Ali believes that more scholars, particularly more female scholars, can better understand and correct some stereotypes, such as the many misconceptions around the role of women in Islam. For example, Ali points out, the Qur’an declares that men and women are equal in the eyes of God. It instructs Muslims to educate daughters as well as sons and states that women have the right to refuse a prospective husband and the right to retain their own assets, including owning or inheriting property.
“Muslim women scholars have made many contributions toward understanding the true meaning of the Qur’an,” Ali said.
She dismisses the claims of terrorist or fundamentalist groups such as ISIS (or ISIL). “They want to establish an Islamic state. There is no support for this in the Qur’an. Islam is a religion, not a state.”
Ali also points proudly to a long-standing tradition of science and medicine, which flowered in the early years of Islam. During the Dark Ages in Europe, the Islamic Golden Age flourished. Muslim and Christian scholars translated and preserved the classical knowledge of the Greeks and other conquered civilizations into the Arabic language. Books devoted to mathematics, astronomy, chemistry, engineering, medicine and other subjects were preserved in the House of Wisdom in Baghdad. Many of the books were later translated into the European languages, particularly during the Renaissance, from the original Arabic.
In addition to teaching, Ali believes that what most contributes to mutual understanding is sharing that which makes us human — literature, the arts and culture. To this end, through her leadership of the ASU Council for Arabic and Islamic Studies, Ali actively organizes Arabic film and poetry series, lectures and other events at ASU inspired by President Crow’s unique concept of the New American University
“Humanity, not religion, is the way we connect. The human factor is what people should focus on. There are always differences between cultures. We need to focus on the similarities of our own humanity rather than the differences.”
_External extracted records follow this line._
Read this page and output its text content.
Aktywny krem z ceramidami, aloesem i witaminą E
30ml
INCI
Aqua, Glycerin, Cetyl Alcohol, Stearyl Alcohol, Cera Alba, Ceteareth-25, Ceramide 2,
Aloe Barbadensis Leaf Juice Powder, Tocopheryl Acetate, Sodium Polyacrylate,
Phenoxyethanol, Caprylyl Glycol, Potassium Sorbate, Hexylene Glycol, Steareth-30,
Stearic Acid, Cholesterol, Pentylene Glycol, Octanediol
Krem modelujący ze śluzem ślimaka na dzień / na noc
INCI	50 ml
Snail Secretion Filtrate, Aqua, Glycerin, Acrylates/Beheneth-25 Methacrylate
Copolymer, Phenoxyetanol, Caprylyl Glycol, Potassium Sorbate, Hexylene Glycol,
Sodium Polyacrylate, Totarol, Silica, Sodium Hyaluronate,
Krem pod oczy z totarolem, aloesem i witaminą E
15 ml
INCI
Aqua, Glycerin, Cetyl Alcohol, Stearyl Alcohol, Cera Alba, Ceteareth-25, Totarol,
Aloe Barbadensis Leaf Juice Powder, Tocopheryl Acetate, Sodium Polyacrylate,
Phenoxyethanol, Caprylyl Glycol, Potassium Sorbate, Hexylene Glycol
Souad T. Ali is an advocate for ASU’s innovative programs in multiculturalism, diversity, interfaith dialogue and cross-cultural understanding. She serves as affiliate faculty in the Center for the Study of Religion and Conflict, Women and Gender Studies, African and African-American Studies, and the Arizona Center for Medieval and Renaissance Studies. A Fulbright Scholar, she is the author of “A Religion, Not A State: Ali ‘Abd al-Raziq’s Islamic Justification of Political Secularism,” “The Road to Two Sudans” and a book in progress, “Kuwaiti Women in Leadership Positions.” She has also published more than 100 scholarly papers, including conference publications for a national and international audience.